Raging hormone

Why is insulin so expensive in this country?GoFundMe insulin

We run on sugar, and sugar needs insulin to get into our cells. It’s no surprise that insulin was the first genetically engineered drug, approved by the FDA in 1982. Synthetic insulin keeps millions of people with type 1 diabetes, and a greater number of people with type 2 diabetes, alive.

Basic research keeps turning up surprises about the hormone—its starring roles in the brain, for instance, and its production by some viruses.

Drug companies mostly focus, though, on fiddling with how quickly the body absorbs it. Insulin variants that work either very quickly or very slowly are very important, but why can’t we have insulin that doesn’t need refrigeration? Or “smart insulin” that responds to blood glucose levels, first proposed when Jimmy Carter was president? Although Sanofi supports interesting projects aimed at smart insulin, as do the other market leaders Novo Nordisk and Lilly, there’s little visible progress toward the clinic.

But the biggest question about insulin is: Why is it so expensive in this country?

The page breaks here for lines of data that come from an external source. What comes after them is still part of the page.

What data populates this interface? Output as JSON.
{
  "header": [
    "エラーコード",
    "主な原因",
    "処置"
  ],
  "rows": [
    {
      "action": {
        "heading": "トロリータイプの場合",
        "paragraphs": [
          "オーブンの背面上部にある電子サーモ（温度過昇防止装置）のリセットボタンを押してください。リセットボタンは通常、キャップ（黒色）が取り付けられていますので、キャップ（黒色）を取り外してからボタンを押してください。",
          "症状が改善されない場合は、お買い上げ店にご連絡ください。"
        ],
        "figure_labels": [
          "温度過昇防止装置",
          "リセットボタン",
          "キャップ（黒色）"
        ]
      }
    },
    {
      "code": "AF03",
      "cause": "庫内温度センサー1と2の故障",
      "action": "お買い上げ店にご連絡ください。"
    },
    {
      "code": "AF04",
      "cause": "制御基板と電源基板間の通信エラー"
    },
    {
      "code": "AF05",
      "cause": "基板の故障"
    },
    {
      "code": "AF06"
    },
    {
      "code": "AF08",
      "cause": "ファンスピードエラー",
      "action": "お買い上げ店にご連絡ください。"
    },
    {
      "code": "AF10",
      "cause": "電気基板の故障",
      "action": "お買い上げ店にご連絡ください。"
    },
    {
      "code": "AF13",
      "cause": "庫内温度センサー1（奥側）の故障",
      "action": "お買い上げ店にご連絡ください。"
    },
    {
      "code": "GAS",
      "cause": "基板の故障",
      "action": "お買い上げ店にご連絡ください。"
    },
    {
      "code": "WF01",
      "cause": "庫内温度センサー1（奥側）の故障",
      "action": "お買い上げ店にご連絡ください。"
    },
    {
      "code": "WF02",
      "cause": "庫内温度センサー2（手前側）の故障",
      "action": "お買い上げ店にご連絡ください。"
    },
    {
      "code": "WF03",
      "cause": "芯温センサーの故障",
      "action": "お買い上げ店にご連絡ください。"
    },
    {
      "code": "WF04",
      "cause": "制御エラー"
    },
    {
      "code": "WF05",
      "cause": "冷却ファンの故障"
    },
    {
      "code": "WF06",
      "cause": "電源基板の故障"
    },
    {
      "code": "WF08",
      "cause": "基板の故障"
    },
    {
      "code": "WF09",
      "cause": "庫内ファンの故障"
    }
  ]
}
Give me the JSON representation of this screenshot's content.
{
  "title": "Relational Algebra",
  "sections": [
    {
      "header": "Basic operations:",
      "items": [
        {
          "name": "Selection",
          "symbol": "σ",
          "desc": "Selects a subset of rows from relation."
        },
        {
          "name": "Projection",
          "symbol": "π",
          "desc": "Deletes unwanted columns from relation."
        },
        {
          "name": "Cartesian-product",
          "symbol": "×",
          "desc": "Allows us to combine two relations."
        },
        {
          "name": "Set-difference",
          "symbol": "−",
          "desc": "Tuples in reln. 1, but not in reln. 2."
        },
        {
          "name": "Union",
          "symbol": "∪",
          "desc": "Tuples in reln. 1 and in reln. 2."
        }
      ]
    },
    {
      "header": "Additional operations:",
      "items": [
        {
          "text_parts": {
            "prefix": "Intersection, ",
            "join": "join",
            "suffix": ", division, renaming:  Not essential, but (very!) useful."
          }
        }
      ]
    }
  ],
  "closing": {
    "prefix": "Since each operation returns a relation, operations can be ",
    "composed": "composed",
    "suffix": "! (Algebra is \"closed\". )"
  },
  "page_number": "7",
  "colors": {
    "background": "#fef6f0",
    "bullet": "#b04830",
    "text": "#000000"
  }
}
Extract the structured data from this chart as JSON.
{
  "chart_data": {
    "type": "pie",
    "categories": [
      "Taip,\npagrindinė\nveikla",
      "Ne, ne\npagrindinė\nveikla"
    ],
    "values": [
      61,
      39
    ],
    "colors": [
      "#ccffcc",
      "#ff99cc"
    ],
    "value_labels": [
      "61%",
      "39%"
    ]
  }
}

A 2016 study published in JAMA, for instance, showed that insulin costs doubled between 2002 and 2013. This trend is only accelerating, because there’s no price competition. Irl Hirsch, an endocrinologist at the University of Washington, summarized the story well in an ADA presentation back in 2016 and his points still apply. Year after year,  extremely profitable drug makers and pharmacy benefit managers point their fingers at each other. But as Hirsch noted, “we can point our fingers at everyone.”

New entries such as Basaglar, the first biosimilar insulin approved by the FDA, delayed by predictable patent battles but now available, don’t seem to change the story.

And the story has plenty of human faces. Among them was Shane Patrick Boyle, who died a year ago, unable to raise the money to buy insulin for his type 1 as he saved up for his mother’s funeral. Look at GoFundMe today to see similar personal pleas for help.

As with every other problem in healthcare cost, there are no simple solutions.

One new approach comes from the Open Insulin Project and similar biohacking groups that are making worthy efforts to create generic insulins. But those are  only early steps in the process, and clinical trials are too expensive to crowdfund.

You can argue that in a more rational world, the federal government would step in. Why not launch a 28th National Institute of Health that develops selected high-value high-need generics and biosimilars, brings them through clinical testing and into the clinics? Or simply control the costs of crucial drugs, lowering prices in the years after generics or biosimilars enter the market, as Australia apparently is now doing? OK, not likely. But what actually would help?